As a piece of technology, Blockchain is versatile, and suitable for anything requiring record keeping. It has numerous potential uses.
Uses of Blockchain
“The blockchain keeps everyone honest, and a whole layer of banking bureaucracy is removed, lowering costs.” ― Paul Vigna, The Age of Cryptocurrency
Blockchain was invented for Bitcoin. We don’t know if Satoshi Nakamoto envisioned it serving any other purposes. Judging from the original white paper, they saw it as part of Bitcoin and not something separate.
But it didn’t take long for people to start asking: what if we could use Blockchain for things other than cryptocurrencies? After all, as we’ve seen, Blockchain is essentially a type of database. Could it be used for other areas requiring transparent, trust-free records?

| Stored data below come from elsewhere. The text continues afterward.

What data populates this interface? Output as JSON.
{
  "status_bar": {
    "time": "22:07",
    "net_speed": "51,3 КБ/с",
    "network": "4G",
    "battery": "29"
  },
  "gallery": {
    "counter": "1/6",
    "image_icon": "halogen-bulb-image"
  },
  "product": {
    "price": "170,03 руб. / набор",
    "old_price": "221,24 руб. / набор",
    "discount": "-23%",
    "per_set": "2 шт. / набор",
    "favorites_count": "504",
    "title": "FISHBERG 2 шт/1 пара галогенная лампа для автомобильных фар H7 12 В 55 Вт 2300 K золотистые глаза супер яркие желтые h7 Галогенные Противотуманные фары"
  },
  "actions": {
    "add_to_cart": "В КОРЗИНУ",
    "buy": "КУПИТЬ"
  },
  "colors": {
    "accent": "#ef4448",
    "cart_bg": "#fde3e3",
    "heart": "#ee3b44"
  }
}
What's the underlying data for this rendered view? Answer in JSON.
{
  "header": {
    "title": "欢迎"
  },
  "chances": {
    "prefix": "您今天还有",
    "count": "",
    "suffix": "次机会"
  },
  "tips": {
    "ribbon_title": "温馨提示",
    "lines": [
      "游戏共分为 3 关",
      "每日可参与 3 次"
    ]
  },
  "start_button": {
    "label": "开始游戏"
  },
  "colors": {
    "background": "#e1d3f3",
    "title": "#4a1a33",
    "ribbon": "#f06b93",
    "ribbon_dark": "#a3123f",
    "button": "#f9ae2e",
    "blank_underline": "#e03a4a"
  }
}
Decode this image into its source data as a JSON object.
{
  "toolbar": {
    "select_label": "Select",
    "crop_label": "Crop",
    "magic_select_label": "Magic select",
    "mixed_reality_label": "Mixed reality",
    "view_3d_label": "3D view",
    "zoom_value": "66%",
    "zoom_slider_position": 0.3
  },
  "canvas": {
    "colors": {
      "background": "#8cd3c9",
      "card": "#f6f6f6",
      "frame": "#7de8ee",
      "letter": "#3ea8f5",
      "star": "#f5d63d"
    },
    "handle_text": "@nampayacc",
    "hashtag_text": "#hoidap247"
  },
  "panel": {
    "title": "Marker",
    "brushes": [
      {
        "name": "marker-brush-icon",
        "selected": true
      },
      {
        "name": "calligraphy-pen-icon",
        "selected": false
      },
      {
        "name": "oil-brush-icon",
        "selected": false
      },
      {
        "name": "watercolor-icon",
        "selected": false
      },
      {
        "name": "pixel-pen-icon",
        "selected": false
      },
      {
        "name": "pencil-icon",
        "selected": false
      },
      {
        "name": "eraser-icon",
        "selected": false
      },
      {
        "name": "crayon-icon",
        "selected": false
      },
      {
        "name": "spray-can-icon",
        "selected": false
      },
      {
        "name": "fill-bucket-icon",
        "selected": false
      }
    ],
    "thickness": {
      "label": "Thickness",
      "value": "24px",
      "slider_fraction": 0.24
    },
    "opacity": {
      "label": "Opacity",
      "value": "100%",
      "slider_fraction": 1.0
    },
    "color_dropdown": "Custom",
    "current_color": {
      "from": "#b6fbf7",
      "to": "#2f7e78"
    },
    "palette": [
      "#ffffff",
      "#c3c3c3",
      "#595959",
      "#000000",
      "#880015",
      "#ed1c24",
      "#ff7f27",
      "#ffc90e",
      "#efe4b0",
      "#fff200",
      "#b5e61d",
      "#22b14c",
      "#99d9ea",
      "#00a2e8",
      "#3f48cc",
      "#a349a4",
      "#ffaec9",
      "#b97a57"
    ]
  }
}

There are many proposed uses, including:
- Bank settlement
- Tracking digital rights
- Online voting
- Insurance contracts
- Identity documents
- Supply chain tracking
The limitations of Blockchain
As a piece of technology underpinning cryptocurrencies, Blockchain works pretty well. There are still creases to iron out, yet we’ve made a lot of progress and it’s important to remember no technology is ever perfect right from the start. However, Blockchain does have its limitations.
First, cost. Many of the proposed uses for Blockchain (e.g. tracking where the ingredients in a drink you buy came from) don’t justify the cost of storing all the data involved. Remember, every single node in the network stores all the data on a Blockchain — permanently. With time, that can get costly and inefficient when it’s applied as a solution for a problem which a simple database (or even a Google Doc) could solve.
Then there’s the question of security and privacy. The Bitcoin Blockchain excels in both areas, but other proposed Blockchains don’t. To be safe from attack, a Blockchain needs to be distributed across numerous nodes, owned by numerous different people. If the network isn’t big enough, a malicious party could take control of it. Bitcoin is too big to be susceptible to this, known as a ‘51% attack.’ But smaller Blockchains can be attacked quite easily — it’s one reason we strongly encourage our customers to be cautious about investing in new altcoins and why we only support Bitcoin and Ethereum for now.
And remember the issue of trust we discussed earlier? Nakamoto invented the Blockchain to bypass the need to trust a centralised authority. Many so-called Blockchain innovators over the last few years have completely missed the point and proposed centralised systems.
At the moment, cryptocurrencies are still the best use of Blockchain.
At Luno, we believe the applications for other areas are minimal and most of the hype around Blockchain is…well, hype. It’s still early days and we hope this guide will help you understand the ongoing debate around Blockchain.